Os militares chineses sinalizaram um potencial papel operacional para suas forças de foguetes de longo alcance ao apresentarem a munição de explosão aérea Chuva de Aço, recentemente demonstrada, disparada de sistemas de lançamento múltiplo de foguetes PCL-191, escreveu uma revista norte-americana.
A revista elabora que o sistema parece ter sido concebido principalmente para neutralizar alvos moles, como tropas, em vez de romper posições fortificadas.
"Essa munição é particularmente significativa, pois amplia a gama de alvos que o PCL-191 pode atingir. Trata-se de um sistema modular de artilharia de foguetes de longo alcance, altamente móvel e capaz de utilizar diferentes tipos de munição", ressalta a publicação.
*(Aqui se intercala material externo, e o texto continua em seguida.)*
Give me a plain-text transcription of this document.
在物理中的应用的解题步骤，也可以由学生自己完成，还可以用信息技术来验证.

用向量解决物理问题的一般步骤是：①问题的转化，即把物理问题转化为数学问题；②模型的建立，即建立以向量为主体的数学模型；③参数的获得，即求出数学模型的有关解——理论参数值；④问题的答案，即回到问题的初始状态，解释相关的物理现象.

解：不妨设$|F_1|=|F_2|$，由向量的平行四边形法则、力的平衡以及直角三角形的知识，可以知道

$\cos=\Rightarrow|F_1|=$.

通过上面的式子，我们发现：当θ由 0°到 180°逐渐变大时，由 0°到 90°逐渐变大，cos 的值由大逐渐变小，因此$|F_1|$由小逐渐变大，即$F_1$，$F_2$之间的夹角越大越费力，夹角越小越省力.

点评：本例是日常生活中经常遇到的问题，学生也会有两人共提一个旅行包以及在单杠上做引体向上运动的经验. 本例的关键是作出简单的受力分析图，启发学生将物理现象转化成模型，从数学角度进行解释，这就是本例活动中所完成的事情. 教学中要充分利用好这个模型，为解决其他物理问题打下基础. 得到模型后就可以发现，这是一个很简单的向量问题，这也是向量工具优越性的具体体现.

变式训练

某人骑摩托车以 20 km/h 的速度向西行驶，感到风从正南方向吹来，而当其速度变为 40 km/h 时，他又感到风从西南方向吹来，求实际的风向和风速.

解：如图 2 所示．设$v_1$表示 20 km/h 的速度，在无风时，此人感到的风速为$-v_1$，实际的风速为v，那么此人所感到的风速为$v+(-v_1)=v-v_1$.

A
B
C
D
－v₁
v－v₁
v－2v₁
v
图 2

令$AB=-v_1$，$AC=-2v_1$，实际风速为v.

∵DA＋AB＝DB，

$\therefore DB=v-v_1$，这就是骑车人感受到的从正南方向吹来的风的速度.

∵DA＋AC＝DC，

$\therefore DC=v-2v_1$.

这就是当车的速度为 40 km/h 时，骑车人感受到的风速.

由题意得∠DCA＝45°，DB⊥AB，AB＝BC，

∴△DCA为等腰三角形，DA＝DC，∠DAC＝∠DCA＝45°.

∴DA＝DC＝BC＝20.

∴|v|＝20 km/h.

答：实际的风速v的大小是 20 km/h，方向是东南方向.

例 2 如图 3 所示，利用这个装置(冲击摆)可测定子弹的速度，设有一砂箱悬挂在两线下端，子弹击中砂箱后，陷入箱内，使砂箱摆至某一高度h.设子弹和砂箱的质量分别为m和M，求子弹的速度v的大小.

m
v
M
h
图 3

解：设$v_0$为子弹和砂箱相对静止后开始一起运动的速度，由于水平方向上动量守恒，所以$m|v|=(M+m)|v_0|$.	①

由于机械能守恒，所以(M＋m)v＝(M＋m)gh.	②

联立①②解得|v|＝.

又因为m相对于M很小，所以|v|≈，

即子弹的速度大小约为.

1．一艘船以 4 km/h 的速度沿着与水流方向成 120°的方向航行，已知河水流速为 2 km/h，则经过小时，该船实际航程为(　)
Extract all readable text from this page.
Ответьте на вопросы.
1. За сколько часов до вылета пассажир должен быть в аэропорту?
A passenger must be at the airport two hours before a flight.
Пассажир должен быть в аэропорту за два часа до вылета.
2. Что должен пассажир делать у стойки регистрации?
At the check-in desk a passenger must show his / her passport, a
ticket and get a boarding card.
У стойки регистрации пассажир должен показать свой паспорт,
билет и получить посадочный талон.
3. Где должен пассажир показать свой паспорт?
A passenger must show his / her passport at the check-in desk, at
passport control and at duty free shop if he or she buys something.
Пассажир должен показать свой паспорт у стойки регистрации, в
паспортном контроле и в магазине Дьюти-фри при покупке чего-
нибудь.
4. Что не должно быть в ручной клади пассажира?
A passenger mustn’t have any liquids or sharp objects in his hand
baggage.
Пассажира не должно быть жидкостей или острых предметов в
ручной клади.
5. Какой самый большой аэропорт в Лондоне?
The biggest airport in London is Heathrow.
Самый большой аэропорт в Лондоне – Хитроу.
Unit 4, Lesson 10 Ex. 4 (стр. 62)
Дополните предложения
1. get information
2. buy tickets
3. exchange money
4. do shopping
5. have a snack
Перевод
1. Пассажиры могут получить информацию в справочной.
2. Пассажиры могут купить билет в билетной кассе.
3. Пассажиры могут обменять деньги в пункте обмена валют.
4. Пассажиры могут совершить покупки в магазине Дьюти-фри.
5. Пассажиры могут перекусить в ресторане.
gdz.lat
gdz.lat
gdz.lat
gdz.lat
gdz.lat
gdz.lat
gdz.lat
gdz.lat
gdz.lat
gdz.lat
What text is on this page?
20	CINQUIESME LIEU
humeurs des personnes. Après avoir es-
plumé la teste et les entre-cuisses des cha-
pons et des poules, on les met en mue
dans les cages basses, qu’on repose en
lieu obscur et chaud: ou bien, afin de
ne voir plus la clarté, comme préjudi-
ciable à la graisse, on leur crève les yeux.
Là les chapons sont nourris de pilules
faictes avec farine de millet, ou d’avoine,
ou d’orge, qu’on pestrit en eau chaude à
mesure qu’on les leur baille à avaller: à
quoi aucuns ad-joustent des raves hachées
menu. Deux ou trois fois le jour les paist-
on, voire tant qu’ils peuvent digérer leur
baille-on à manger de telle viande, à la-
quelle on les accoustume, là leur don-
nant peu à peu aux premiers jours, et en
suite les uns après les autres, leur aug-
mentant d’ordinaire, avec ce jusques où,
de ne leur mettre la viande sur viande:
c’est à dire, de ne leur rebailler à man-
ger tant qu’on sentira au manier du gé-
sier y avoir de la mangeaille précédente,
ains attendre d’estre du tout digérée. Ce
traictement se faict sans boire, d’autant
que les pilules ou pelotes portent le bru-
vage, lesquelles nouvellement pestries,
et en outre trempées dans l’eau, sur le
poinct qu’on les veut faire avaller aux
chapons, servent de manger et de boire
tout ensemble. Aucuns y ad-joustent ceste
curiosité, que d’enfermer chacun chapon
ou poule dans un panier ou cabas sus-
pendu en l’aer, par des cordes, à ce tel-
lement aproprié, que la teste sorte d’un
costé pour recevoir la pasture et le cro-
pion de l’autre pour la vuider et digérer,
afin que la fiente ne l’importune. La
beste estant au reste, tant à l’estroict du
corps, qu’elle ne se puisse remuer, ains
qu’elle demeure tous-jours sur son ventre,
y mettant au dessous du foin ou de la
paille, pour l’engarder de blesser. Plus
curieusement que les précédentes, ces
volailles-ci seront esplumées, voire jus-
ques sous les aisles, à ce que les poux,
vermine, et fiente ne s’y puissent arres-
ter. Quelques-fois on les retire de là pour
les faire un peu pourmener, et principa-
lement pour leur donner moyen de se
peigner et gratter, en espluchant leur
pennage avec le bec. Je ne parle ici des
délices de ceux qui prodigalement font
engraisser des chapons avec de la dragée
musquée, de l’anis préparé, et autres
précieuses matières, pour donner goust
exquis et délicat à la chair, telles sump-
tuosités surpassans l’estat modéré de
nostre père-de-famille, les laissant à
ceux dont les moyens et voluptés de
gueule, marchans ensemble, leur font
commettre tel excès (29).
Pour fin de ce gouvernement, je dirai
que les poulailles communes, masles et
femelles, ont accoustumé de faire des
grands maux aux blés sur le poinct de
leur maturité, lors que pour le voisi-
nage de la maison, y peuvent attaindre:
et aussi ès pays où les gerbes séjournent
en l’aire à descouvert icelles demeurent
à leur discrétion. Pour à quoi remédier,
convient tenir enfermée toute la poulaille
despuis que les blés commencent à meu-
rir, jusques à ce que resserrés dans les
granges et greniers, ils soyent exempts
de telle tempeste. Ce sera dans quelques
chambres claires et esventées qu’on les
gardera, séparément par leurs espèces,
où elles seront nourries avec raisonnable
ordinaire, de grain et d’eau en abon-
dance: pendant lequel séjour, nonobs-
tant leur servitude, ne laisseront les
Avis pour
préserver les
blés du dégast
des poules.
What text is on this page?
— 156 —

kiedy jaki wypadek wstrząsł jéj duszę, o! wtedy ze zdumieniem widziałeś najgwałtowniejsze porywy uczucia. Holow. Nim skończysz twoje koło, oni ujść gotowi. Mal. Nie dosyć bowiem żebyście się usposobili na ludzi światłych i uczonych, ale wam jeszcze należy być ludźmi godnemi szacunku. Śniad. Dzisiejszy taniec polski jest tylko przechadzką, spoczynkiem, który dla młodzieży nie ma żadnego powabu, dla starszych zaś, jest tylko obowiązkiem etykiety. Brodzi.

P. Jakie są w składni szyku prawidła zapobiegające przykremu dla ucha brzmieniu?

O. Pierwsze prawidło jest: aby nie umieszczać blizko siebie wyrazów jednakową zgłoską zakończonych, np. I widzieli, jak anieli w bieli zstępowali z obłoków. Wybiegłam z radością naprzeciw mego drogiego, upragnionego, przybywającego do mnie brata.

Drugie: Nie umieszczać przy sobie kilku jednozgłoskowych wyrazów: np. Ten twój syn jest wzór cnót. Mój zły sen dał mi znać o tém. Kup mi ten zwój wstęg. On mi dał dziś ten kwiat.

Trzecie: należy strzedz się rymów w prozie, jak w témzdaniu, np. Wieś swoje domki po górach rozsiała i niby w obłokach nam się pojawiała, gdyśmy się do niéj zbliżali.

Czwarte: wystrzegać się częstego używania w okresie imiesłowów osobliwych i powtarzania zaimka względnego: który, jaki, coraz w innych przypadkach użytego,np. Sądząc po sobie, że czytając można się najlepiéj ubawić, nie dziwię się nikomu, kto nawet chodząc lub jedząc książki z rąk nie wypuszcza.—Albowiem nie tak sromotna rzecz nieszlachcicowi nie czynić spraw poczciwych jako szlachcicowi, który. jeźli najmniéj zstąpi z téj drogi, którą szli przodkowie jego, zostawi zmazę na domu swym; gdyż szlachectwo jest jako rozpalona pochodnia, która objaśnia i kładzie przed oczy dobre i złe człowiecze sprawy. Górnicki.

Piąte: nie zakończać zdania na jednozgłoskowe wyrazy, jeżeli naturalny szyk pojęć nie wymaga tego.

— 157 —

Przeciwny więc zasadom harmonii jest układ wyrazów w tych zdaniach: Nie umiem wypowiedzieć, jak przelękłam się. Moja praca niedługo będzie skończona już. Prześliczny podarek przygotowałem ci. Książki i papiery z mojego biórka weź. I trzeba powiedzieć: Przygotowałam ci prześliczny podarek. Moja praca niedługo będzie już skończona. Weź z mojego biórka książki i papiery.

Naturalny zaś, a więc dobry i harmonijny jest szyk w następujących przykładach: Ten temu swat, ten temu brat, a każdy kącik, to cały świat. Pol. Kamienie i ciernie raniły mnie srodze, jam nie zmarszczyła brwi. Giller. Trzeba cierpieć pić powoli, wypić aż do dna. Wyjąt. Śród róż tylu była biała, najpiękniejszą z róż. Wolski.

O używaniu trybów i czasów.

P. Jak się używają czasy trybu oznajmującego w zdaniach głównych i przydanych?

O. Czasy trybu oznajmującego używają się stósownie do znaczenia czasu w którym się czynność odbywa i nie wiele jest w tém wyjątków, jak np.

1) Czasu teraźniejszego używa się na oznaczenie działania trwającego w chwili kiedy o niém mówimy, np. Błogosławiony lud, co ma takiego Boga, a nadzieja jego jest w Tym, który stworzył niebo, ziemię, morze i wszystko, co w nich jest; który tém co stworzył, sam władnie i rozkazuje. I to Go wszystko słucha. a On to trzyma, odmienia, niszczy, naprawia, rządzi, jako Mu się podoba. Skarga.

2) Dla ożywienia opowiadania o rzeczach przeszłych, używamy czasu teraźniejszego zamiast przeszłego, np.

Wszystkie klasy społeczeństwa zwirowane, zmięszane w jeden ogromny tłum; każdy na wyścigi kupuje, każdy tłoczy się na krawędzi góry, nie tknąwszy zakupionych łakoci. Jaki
Segundo a matéria, o sistema PCL-191 suporta foguetes de 300 mm e 370 mm, e variantes maiores são capazes de disparar mísseis balísticos táticos.
Essa munição de fragmentação é particularmente eficaz contra pessoal e equipamentos de apoio, como tripulações de radar, equipes de logística e unidades de defesa antiaérea, observa o texto.
Em um cenário de qualquer conflito militar, essas armas poderiam ser utilizadas desde o início para interromper as redes operacionais por trás das instalações fixas, suprimindo temporariamente as funções de manutenção, rearmamento e comunicação do adversário.
Acrescenta-se que a mobilidade sobre rodas e o design modular do PCL-191 permitem um reposicionamento rápido e uma seleção flexível de munições, evitando a dependência de locais de lançamento estáticos.
O sistema já foi testado em exercícios, inclusive em um de grande escala realizado em dezembro de 2025. Ele oferece ao Exército da China uma combinação versátil de capacidades de supressão de área e de ataque de precisão a partir de uma única plataforma, conclui a reportagem.
Anteriormente, um jornal norte-americano informou que o uso em larga escala de munição norte-americana no Oriente Médio aumenta os temores da liderança do Pentágono e dos aliados asiáticos dos EUA de que um conflito prolongado com o Irã prejudique a prontidão de Washington para um possível confronto com a China.